A list of many proposed permitting bills was also in Permitting Perplexions, and a few more have since emerged, but if nothing happens this year reform momentum will need to be sustained in the New Year if Congress intends to prevent the persistent permitting problems it has yet to address.
Tracking federal government rulemaking is a full time job, and the relevance to Arbo customers varies. Aside from the environmental (NEPA) reform, which will impact pipelines, most of the in-process rulemaking targets transmission by attempting to federalize enough of the siting and permitting to add significant speed to the process and reduce the risk of individual states or interstate conflicts causing delays and cancellations. Arbo will analyze the impacts of each of these rules to interpret impacts to customers in future ArViews:
Reliability, security, affordability, and reducibility of emissions are all critical considerations for energy infrastructure. The amount of continued attention is a big positive. Transmission is now the primary focus and - tragically - should be even more so given the possible causal role of an aging grid in the Hawaii wildfires. The reforms to date of the federal environmental review processes for infrastructure projects are important, but addressing the litigation that happens downstream of project approvals could have an even greater impact on the future of both political parties preferred infrastructure.

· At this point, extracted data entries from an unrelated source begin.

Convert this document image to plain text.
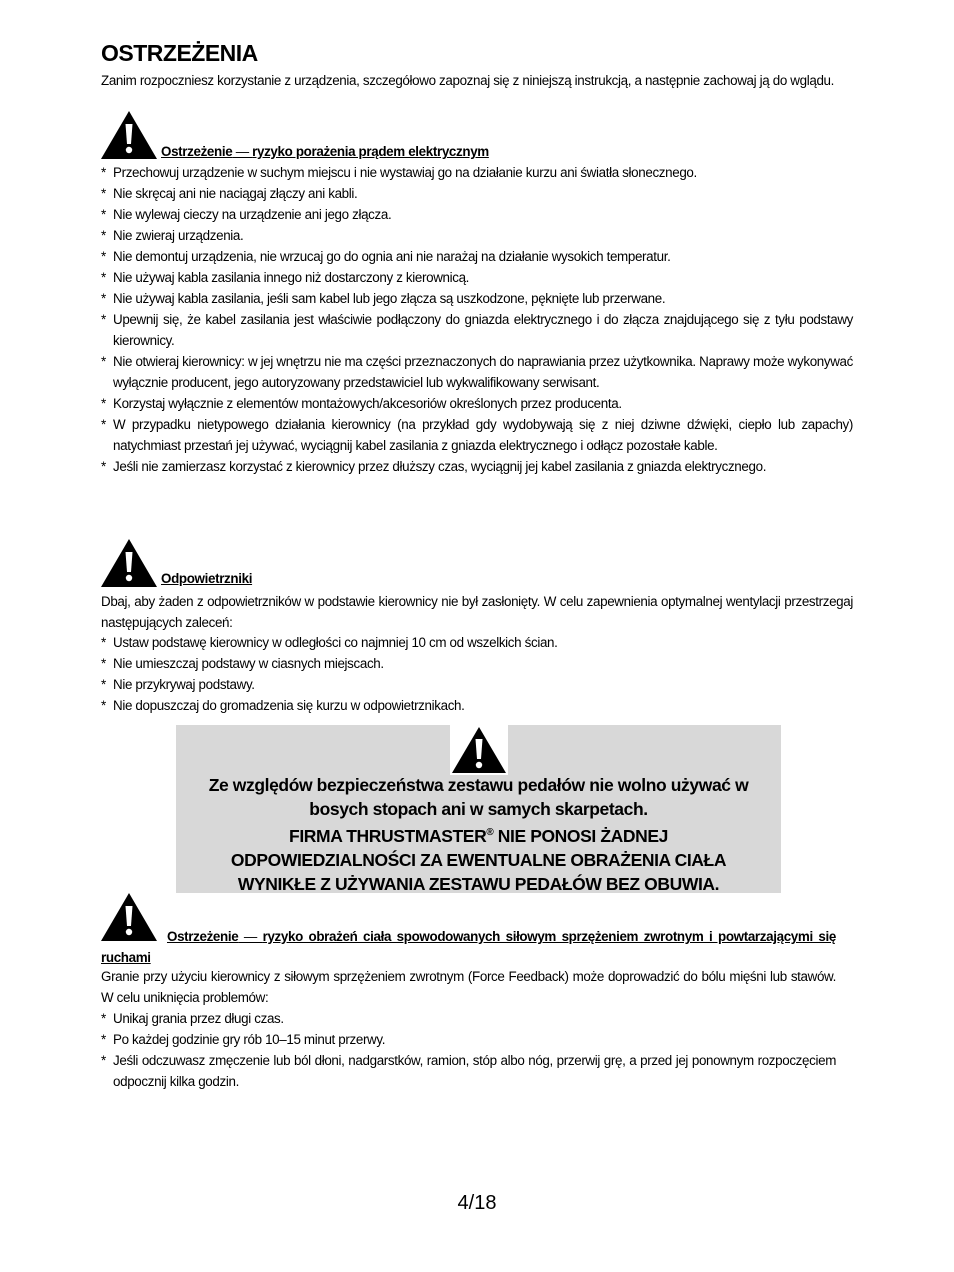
OSTRZEŻENIA
Zanim rozpoczniesz korzystanie z urządzenia, szczegółowo zapoznaj się z niniejszą instrukcją, a następnie zachowaj ją do wglądu.
Ostrzeżenie — ryzyko porażenia prądem elektrycznym
* Przechowuj urządzenie w suchym miejscu i nie wystawiaj go na działanie kurzu ani światła słonecznego.
* Nie skręcaj ani nie naciągaj złączy ani kabli.
* Nie wylewaj cieczy na urządzenie ani jego złącza.
* Nie zwieraj urządzenia.
* Nie demontuj urządzenia, nie wrzucaj go do ognia ani nie narażaj na działanie wysokich temperatur.
* Nie używaj kabla zasilania innego niż dostarczony z kierownicą.
* Nie używaj kabla zasilania, jeśli sam kabel lub jego złącza są uszkodzone, pęknięte lub przerwane.
* Upewnij się, że kabel zasilania jest właściwie podłączony do gniazda elektrycznego i do złącza znajdującego się z tyłu podstawy kierownicy.
* Nie otwieraj kierownicy: w jej wnętrzu nie ma części przeznaczonych do naprawiania przez użytkownika. Naprawy może wykonywać wyłącznie producent, jego autoryzowany przedstawiciel lub wykwalifikowany serwisant.
* Korzystaj wyłącznie z elementów montażowych/akcesoriów określonych przez producenta.
* W przypadku nietypowego działania kierownicy (na przykład gdy wydobywają się z niej dziwne dźwięki, ciepło lub zapachy) natychmiast przestań jej używać, wyciągnij kabel zasilania z gniazda elektrycznego i odłącz pozostałe kable.
* Jeśli nie zamierzasz korzystać z kierownicy przez dłuższy czas, wyciągnij jej kabel zasilania z gniazda elektrycznego.
Odpowietrzniki
Dbaj, aby żaden z odpowietrzników w podstawie kierownicy nie był zasłonięty. W celu zapewnienia optymalnej wentylacji przestrzegaj następujących zaleceń:
* Ustaw podstawę kierownicy w odległości co najmniej 10 cm od wszelkich ścian.
* Nie umieszczaj podstawy w ciasnych miejscach.
* Nie przykrywaj podstawy.
* Nie dopuszczaj do gromadzenia się kurzu w odpowietrznikach.
Ze względów bezpieczeństwa zestawu pedałów nie wolno używać w bosych stopach ani w samych skarpetach.
FIRMA THRUSTMASTER® NIE PONOSI ŻADNEJ ODPOWIEDZIALNOŚCI ZA EWENTUALNE OBRAŻENIA CIAŁA WYNIKŁE Z UŻYWANIA ZESTAWU PEDAŁÓW BEZ OBUWIA.
Ostrzeżenie — ryzyko obrażeń ciała spowodowanych siłowym sprzężeniem zwrotnym i powtarzającymi się ruchami
Granie przy użyciu kierownicy z siłowym sprzężeniem zwrotnym (Force Feedback) może doprowadzić do bólu mięśni lub stawów. W celu uniknięcia problemów:
* Unikaj grania przez długi czas.
* Po każdej godzinie gry rób 10–15 minut przerwy.
* Jeśli odczuwasz zmęczenie lub ból dłoni, nadgarstków, ramion, stóp albo nóg, przerwij grę, a przed jej ponownym rozpoczęciem odpocznij kilka godzin.
4/18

For example, a quick look at the time frames for litigating various aspects of MVP and a similarly located project, since canceled, Atlantic Coast Pipeline, shows just how long litigation can take.

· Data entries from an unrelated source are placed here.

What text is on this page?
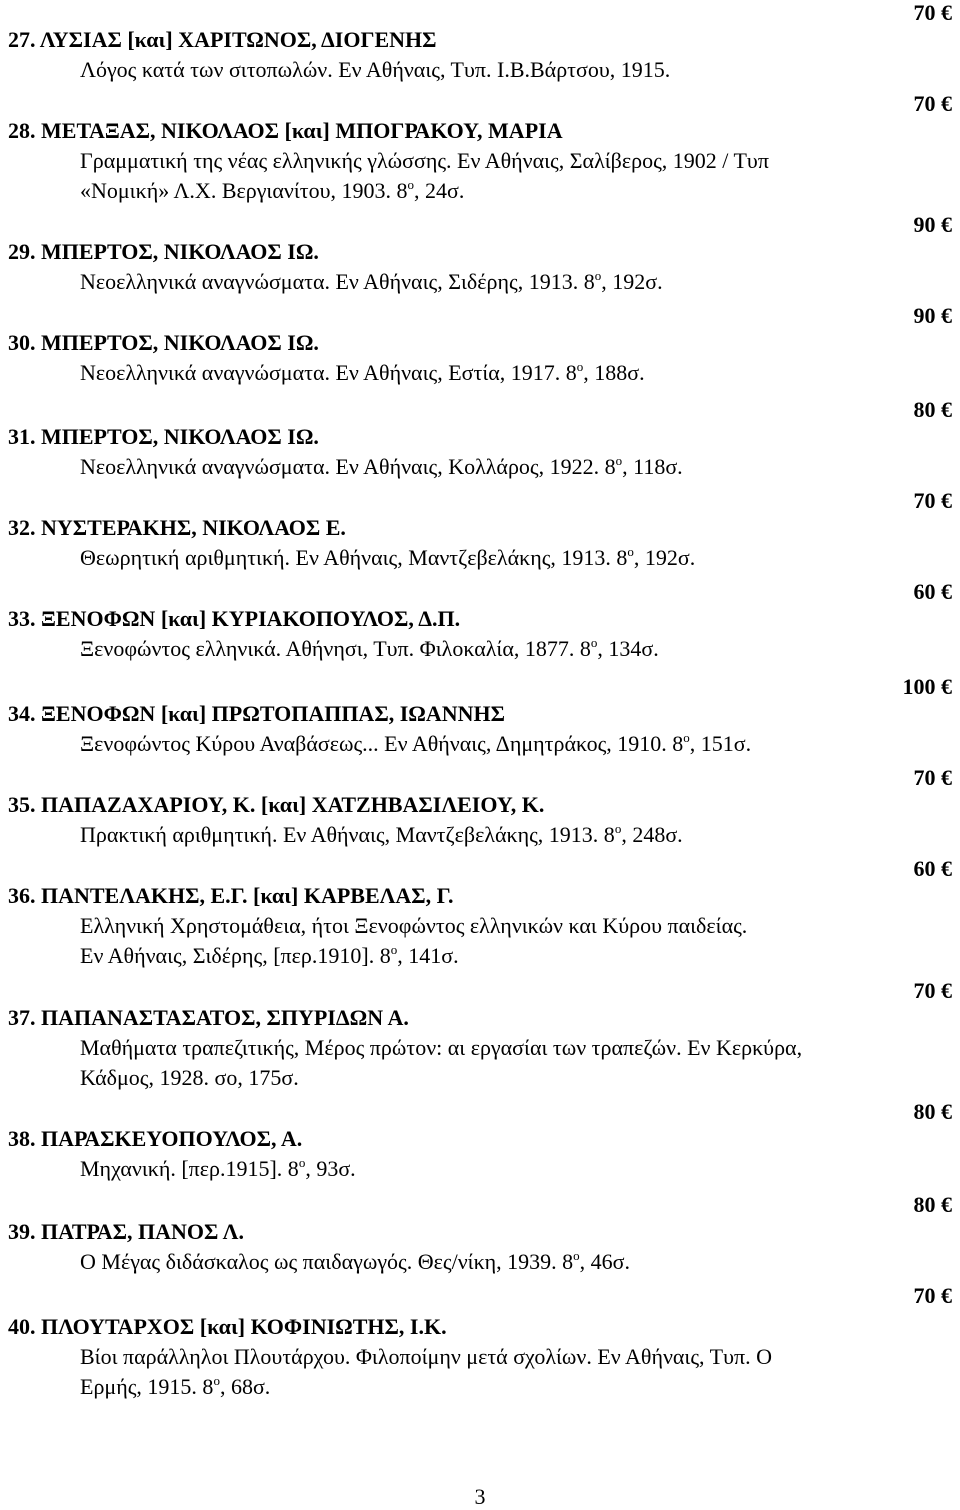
70 €
27. ΛΥΣΙΑΣ [και] ΧΑΡΙΤΩΝΟΣ, ΔΙΟΓΕΝΗΣ
Λόγος κατά των σιτοπωλών. Εν Αθήναις, Τυπ. Ι.Β.Βάρτσου, 1915.
70 €
28. ΜΕΤΑΞΑΣ, ΝΙΚΟΛΑΟΣ [και] ΜΠΟΓΡΑΚΟΥ, ΜΑΡΙΑ
Γραμματική της νέας ελληνικής γλώσσης. Εν Αθήναις, Σαλίβερος, 1902 / Τυπ
«Νομική» Λ.Χ. Βεργιανίτου, 1903. $8^o$, 24σ.
90 €
29. ΜΠΕΡΤΟΣ, ΝΙΚΟΛΑΟΣ ΙΩ.
Νεοελληνικά αναγνώσματα. Εν Αθήναις, Σιδέρης, 1913. $8^o$, 192σ.
90 €
30. ΜΠΕΡΤΟΣ, ΝΙΚΟΛΑΟΣ ΙΩ.
Νεοελληνικά αναγνώσματα. Εν Αθήναις, Εστία, 1917. $8^o$, 188σ.
80 €
31. ΜΠΕΡΤΟΣ, ΝΙΚΟΛΑΟΣ ΙΩ.
Νεοελληνικά αναγνώσματα. Εν Αθήναις, Κολλάρος, 1922. $8^o$, 118σ.
70 €
32. ΝΥΣΤΕΡΑΚΗΣ, ΝΙΚΟΛΑΟΣ Ε.
Θεωρητική αριθμητική. Εν Αθήναις, Μαντζεβελάκης, 1913. $8^o$, 192σ.
60 €
33. ΞΕΝΟΦΩΝ [και] ΚΥΡΙΑΚΟΠΟΥΛΟΣ, Δ.Π.
Ξενοφώντος ελληνικά. Αθήνησι, Τυπ. Φιλοκαλία, 1877. $8^o$, 134σ.
100 €
34. ΞΕΝΟΦΩΝ [και] ΠΡΩΤΟΠΑΠΠΑΣ, ΙΩΑΝΝΗΣ
Ξενοφώντος Κύρου Αναβάσεως... Εν Αθήναις, Δημητράκος, 1910. $8^o$, 151σ.
70 €
35. ΠΑΠΑΖΑΧΑΡΙΟΥ, Κ. [και] ΧΑΤΖΗΒΑΣΙΛΕΙΟΥ, Κ.
Πρακτική αριθμητική. Εν Αθήναις, Μαντζεβελάκης, 1913. $8^o$, 248σ.
60 €
36. ΠΑΝΤΕΛΑΚΗΣ, Ε.Γ. [και] ΚΑΡΒΕΛΑΣ, Γ.
Ελληνική Χρηστομάθεια, ήτοι Ξενοφώντος ελληνικών και Κύρου παιδείας.
Εν Αθήναις, Σιδέρης, [περ.1910]. $8^o$, 141σ.
70 €
37. ΠΑΠΑΝΑΣΤΑΣΑΤΟΣ, ΣΠΥΡΙΔΩΝ Α.
Μαθήματα τραπεζιτικής, Μέρος πρώτον: αι εργασίαι των τραπεζών. Εν Κερκύρα,
Κάδμος, 1928. σο, 175σ.
80 €
38. ΠΑΡΑΣΚΕΥΟΠΟΥΛΟΣ, Α.
Μηχανική. [περ.1915]. $8^o$, 93σ.
80 €
39. ΠΑΤΡΑΣ, ΠΑΝΟΣ Λ.
Ο Μέγας διδάσκαλος ως παιδαγωγός. Θες/νίκη, 1939. $8^o$, 46σ.
70 €
40. ΠΛΟΥΤΑΡΧΟΣ [και] ΚΟΦΙΝΙΩΤΗΣ, Ι.Κ.
Βίοι παράλληλοι Πλουτάρχου. Φιλοποίμην μετά σχολίων. Εν Αθήναις, Τυπ. Ο
Ερμής, 1915. $8^o$, 68σ.
3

As seen above, repeated litigation that lasts approximately one year each can not only slow but ultimately kill a project as the delays and costs mount.
Washington watchers and infrastructure stakeholders are attuned to the end of August recess and actions Congress may or may not take to pass more permitting reform this year. As the 2024 presidential election looms over the next 119th Congress, the 118th may be the best chance for additional statutory reform for the foreseeable future, unless a single party obtains a clean sweep in the 2024 elections. Without it, more reform is limited to, and its impacts reliant on, agency rulemaking.